Prime spéciale à problèmes
Le nerf de la frustration semble être la difficulté pour Françoise Mbango d’entrer en possession de la prime olympique de 80 millions Fcfa également décidée par le chef de l’Etat. Cette somme devrait lui permettre de se préparer pour les Jeux olympiques de 2008 à Pékin, à raison de 20 millions Fcfa par an. Ses propos laissent entendre que cet argent aurait pris des destinations floues. Difficile en tout cas de comprendre les blocages qui l’empêchent d’en jouir, alors que les 80 millions en question ont été inscrits au budget du Minsep. De sources crédibles ici confirment que l’athlète n’a jamais touché un centime de cette prime spéciale. Elles précisent toutefois que l’argent est à disposition, la bénéficiaire devant simplement se soumettre à certaines conditionnalités. On croit en effet savoir que la bourse ne devait pas être remise en mains propres comme se font la plupart des paiements dans le milieu. Il lui avait été demandé de donner les informations complètes sur son domicile et son lieu d’entraînement, afin de faciliter les procédures de virement utiles à sa prise en charge effective dans le cadre de la préparation des prochaines olympiades.

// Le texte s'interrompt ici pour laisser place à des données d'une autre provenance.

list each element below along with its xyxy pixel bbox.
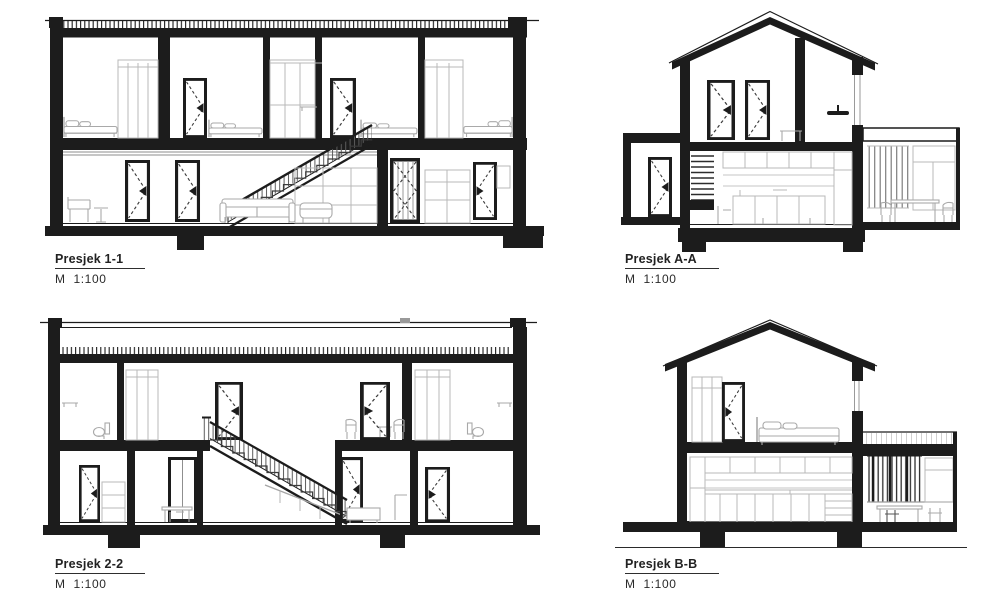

L’interview de Françoise Mbango à Rfi survient au moment où le Minsep et la Fédération camerounaise d’athlétisme étaient sans nouvelles de la star depuis plusieurs mois. Ces deux structures gagneraient à renforcer leur politique de communication, pour favoriser une meilleure circulation de l’information et anticiper sur ce type d’événement. Si elle décide en définitive de se lancer dans les études en communication ou marketing comme elle le dit, Françoise Mbango, qui attendrait un bébé (Cf. Mutations du 10 mars 2006), pourrait sans doute leur être utile…Nous ne désespérons pas d'entrer en contact avec la triple sauteuse pour avoir quelques détails sur la philosophie qu'elle développe et, éventuellement ses réponses à ces chiffres qui semblent trahir son discours.